Congenital disorder of glycosylation type 2A (CDG 2A) is a part of a group of rare inherited conditions that are present at birth (congenital) and involve defects in the glycosylation process. Glycosylation involves the joining of sugars and proteins (to form glycoproteins) by enzymes (proteins that function to convert specific substances in the body) in the cells of our bodies. These sugars (glycans) must be properly attached to specific proteins in the cells in order for the cells to function correctly. Due to the many functions of these glycoproteins throughout the body, if an error occurs in one of the many steps of the process, a wide variety of health problems may occur beginning in infancy. Symptoms can include psychomotor delays (movement, coordination, dexterity), mental retardation, and distinct physical features including thin lips, large gums, low-set rotated ears, and small head circumference. Some affected individuals may have gastrointestinal problems like diarrhea and reflux. Poor growth and low muscle tone have also been reported.

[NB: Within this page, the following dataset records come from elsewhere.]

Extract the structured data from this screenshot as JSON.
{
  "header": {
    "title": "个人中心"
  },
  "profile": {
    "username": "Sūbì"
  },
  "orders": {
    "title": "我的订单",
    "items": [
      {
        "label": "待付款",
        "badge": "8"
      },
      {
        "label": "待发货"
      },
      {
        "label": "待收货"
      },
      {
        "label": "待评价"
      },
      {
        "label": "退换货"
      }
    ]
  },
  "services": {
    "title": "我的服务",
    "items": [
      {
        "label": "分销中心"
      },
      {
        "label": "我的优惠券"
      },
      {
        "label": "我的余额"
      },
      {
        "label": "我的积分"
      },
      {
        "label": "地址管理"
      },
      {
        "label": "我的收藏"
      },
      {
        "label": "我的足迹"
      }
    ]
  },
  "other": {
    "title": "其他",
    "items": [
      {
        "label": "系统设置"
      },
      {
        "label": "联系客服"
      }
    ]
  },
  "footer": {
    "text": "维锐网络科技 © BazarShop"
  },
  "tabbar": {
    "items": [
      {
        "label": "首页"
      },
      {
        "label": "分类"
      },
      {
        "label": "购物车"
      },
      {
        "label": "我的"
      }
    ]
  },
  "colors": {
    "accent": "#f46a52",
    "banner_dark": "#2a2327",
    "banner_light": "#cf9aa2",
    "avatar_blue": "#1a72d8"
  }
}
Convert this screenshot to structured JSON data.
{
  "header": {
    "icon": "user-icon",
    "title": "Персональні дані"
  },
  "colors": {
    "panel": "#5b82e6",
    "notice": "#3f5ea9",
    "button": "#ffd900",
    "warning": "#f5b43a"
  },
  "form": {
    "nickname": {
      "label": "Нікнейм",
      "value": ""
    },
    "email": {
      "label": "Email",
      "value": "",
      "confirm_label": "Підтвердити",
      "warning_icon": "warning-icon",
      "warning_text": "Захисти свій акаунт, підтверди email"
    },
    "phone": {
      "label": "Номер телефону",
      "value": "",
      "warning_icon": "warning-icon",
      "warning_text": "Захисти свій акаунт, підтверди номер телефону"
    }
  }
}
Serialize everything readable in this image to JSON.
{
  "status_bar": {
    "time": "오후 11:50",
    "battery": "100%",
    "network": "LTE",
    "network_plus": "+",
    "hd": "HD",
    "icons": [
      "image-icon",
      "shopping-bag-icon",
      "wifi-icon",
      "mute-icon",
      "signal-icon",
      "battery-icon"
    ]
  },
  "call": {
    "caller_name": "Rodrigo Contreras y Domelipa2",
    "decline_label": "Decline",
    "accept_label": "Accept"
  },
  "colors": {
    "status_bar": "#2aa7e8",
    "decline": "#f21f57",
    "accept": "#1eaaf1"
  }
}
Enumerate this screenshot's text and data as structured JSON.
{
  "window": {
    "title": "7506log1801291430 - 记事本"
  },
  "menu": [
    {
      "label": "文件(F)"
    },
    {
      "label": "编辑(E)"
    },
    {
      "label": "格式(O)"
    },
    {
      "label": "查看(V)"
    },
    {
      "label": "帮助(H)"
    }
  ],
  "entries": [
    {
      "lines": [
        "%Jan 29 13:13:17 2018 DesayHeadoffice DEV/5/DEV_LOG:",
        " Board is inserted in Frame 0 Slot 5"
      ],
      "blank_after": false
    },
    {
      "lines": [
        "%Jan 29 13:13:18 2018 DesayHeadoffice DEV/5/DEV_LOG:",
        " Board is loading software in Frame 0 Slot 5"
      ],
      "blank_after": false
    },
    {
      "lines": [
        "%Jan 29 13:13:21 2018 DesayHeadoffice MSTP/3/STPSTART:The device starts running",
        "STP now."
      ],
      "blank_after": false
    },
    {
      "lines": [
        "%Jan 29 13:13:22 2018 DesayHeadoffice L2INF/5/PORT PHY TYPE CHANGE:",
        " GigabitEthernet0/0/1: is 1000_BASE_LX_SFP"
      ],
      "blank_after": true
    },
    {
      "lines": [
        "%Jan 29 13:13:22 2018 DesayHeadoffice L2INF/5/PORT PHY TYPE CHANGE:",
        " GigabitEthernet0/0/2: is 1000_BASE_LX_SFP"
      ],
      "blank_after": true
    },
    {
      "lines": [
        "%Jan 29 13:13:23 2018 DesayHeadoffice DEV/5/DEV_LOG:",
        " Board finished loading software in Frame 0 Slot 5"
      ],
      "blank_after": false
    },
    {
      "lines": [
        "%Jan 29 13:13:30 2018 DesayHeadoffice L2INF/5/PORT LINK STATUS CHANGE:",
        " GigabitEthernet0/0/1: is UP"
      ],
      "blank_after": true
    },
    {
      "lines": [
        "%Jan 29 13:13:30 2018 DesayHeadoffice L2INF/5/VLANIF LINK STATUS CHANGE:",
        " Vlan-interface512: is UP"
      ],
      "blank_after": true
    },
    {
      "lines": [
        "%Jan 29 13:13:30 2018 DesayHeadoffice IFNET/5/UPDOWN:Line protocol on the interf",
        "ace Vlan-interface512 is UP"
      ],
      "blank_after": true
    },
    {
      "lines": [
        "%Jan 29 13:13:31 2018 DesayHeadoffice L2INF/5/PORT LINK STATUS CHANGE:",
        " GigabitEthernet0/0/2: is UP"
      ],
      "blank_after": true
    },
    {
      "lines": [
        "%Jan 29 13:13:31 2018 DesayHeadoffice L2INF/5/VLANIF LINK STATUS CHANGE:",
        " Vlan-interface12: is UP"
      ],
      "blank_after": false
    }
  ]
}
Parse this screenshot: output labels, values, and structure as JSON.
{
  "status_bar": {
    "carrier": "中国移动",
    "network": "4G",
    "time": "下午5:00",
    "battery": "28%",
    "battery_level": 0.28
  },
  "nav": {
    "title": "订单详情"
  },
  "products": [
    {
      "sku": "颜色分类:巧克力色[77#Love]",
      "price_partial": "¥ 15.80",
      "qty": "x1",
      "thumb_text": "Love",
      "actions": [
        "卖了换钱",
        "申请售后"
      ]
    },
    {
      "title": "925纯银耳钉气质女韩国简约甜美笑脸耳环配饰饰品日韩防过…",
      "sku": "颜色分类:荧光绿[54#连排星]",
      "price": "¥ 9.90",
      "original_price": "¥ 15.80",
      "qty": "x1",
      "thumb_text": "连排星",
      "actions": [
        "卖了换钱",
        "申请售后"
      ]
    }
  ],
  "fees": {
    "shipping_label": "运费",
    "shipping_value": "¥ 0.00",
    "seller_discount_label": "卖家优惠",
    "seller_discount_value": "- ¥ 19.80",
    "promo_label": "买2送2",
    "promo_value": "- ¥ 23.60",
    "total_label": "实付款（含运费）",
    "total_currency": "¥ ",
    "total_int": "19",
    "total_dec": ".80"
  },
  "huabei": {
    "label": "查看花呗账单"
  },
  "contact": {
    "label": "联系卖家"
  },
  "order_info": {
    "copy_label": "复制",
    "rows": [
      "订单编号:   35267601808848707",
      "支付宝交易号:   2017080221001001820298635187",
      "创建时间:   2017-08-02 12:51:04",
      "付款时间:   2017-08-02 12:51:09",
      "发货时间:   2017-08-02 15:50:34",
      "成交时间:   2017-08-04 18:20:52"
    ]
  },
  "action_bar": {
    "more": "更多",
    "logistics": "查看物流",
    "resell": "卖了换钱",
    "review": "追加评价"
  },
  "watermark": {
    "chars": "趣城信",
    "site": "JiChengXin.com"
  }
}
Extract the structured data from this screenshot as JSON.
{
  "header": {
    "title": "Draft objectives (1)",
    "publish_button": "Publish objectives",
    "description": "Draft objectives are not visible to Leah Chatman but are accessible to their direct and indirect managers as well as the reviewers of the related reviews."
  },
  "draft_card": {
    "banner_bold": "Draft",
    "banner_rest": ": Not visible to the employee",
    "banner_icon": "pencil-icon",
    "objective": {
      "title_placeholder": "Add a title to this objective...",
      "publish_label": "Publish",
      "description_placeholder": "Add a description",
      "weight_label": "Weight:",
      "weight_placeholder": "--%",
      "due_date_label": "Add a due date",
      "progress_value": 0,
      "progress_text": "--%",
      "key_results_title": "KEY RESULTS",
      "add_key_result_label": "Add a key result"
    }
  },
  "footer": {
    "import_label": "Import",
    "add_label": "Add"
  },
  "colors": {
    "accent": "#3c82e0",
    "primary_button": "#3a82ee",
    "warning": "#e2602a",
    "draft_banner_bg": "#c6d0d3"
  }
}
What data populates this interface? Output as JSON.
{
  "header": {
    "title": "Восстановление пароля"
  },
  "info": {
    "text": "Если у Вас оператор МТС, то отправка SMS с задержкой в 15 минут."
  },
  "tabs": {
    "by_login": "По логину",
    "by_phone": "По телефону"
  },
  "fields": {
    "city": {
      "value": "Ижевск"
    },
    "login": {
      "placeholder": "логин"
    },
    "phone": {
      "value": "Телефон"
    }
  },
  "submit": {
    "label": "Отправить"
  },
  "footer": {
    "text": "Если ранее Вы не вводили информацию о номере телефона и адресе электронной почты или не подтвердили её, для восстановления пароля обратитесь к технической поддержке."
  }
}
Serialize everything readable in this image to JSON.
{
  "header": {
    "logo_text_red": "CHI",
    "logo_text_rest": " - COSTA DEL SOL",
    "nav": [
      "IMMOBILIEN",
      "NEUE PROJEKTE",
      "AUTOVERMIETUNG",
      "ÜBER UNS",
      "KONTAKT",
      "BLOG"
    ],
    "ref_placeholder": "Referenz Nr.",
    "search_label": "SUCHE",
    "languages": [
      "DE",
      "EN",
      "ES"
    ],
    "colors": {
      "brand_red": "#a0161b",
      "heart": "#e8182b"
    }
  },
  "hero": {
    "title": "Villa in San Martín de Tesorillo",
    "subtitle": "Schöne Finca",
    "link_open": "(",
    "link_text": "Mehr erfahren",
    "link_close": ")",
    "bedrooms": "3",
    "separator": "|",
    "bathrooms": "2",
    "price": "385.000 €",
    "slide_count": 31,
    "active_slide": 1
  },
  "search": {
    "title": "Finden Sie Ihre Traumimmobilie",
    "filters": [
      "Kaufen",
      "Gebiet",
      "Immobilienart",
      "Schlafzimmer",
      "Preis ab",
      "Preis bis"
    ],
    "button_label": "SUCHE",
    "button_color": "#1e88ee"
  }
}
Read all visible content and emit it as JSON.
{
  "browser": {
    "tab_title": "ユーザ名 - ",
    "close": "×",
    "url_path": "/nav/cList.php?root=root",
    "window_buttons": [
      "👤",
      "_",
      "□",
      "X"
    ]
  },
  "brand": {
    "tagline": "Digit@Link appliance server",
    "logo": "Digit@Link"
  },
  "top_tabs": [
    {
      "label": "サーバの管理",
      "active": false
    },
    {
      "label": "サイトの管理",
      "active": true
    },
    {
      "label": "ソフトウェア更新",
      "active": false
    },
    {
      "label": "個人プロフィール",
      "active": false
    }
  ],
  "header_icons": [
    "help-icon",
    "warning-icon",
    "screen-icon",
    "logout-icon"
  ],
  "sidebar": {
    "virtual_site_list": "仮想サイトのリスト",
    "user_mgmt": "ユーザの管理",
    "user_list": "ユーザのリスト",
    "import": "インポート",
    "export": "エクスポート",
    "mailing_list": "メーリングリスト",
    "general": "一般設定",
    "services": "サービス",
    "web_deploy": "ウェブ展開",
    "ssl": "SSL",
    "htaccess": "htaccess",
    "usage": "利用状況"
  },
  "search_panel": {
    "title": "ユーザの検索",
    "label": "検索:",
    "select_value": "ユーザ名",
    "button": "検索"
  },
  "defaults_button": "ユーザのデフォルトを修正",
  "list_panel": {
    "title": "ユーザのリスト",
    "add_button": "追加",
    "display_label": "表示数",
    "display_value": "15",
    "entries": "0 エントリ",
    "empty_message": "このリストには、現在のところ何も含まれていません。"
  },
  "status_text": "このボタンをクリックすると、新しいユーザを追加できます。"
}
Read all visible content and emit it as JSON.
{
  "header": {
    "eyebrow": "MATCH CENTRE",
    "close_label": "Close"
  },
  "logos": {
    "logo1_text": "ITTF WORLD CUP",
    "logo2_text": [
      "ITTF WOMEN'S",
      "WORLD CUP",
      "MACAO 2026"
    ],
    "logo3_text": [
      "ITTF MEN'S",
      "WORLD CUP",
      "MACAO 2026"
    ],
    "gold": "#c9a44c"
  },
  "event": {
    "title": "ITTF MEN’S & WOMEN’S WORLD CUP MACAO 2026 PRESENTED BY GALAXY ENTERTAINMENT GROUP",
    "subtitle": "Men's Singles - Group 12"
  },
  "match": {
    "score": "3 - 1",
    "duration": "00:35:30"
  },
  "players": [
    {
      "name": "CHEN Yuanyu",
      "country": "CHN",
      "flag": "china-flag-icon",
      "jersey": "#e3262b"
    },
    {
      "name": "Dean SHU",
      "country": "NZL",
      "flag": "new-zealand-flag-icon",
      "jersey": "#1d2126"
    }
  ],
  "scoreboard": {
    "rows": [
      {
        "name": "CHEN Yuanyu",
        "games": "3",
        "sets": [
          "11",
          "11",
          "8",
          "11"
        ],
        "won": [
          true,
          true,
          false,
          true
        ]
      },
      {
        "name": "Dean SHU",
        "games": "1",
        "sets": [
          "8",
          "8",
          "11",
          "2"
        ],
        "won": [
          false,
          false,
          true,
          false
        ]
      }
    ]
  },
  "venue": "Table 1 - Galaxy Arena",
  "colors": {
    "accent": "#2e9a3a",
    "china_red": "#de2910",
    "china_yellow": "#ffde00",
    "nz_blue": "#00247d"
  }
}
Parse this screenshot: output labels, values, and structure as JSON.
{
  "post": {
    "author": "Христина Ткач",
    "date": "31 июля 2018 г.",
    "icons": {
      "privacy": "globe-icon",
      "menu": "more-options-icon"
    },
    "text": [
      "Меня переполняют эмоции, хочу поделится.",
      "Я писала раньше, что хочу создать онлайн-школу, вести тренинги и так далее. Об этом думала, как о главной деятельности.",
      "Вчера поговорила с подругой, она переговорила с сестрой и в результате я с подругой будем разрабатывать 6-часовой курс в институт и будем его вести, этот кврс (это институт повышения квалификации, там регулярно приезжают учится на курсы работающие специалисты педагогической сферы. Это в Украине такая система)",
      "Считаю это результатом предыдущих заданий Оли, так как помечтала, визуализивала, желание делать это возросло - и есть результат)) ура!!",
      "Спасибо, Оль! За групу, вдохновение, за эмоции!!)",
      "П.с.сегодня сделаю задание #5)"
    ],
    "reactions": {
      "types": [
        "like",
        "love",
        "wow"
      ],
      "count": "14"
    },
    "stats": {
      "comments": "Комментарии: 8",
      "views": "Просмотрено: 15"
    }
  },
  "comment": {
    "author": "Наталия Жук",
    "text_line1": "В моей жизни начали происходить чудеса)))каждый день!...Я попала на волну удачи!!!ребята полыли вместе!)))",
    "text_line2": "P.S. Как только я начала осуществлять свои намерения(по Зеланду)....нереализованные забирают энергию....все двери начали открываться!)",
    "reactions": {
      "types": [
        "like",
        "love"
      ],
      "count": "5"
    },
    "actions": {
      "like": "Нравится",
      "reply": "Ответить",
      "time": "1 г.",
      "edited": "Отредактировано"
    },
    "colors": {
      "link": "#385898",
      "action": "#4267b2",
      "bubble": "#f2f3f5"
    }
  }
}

Diagnosis can be made through blood work that allows enzyme function to be analyzed. Brain scans are normal in CDG type 2A. Treatment includes nutritional supplements and monitoring as well as treatment for any specific symptoms. If your baby has been diagnosed with CDG 2A talk with your babies doctor about the most current treatment options.
Genetic testing is also available to help determine the specific type of CDG disorder. CDG type 2A is caused by mutations in the MGAT2 gene. It is passed through families in an autosomal recessive manner. Autosomal recessive means that an individual must have two copies of the changed gene or mutation that causes the condition. A person with one changed gene would be a carrier of the condition but usually will not have any symptoms. Talk with a genetic counselor or specialist if someone in your family has been diagnosed with a CDG disorder.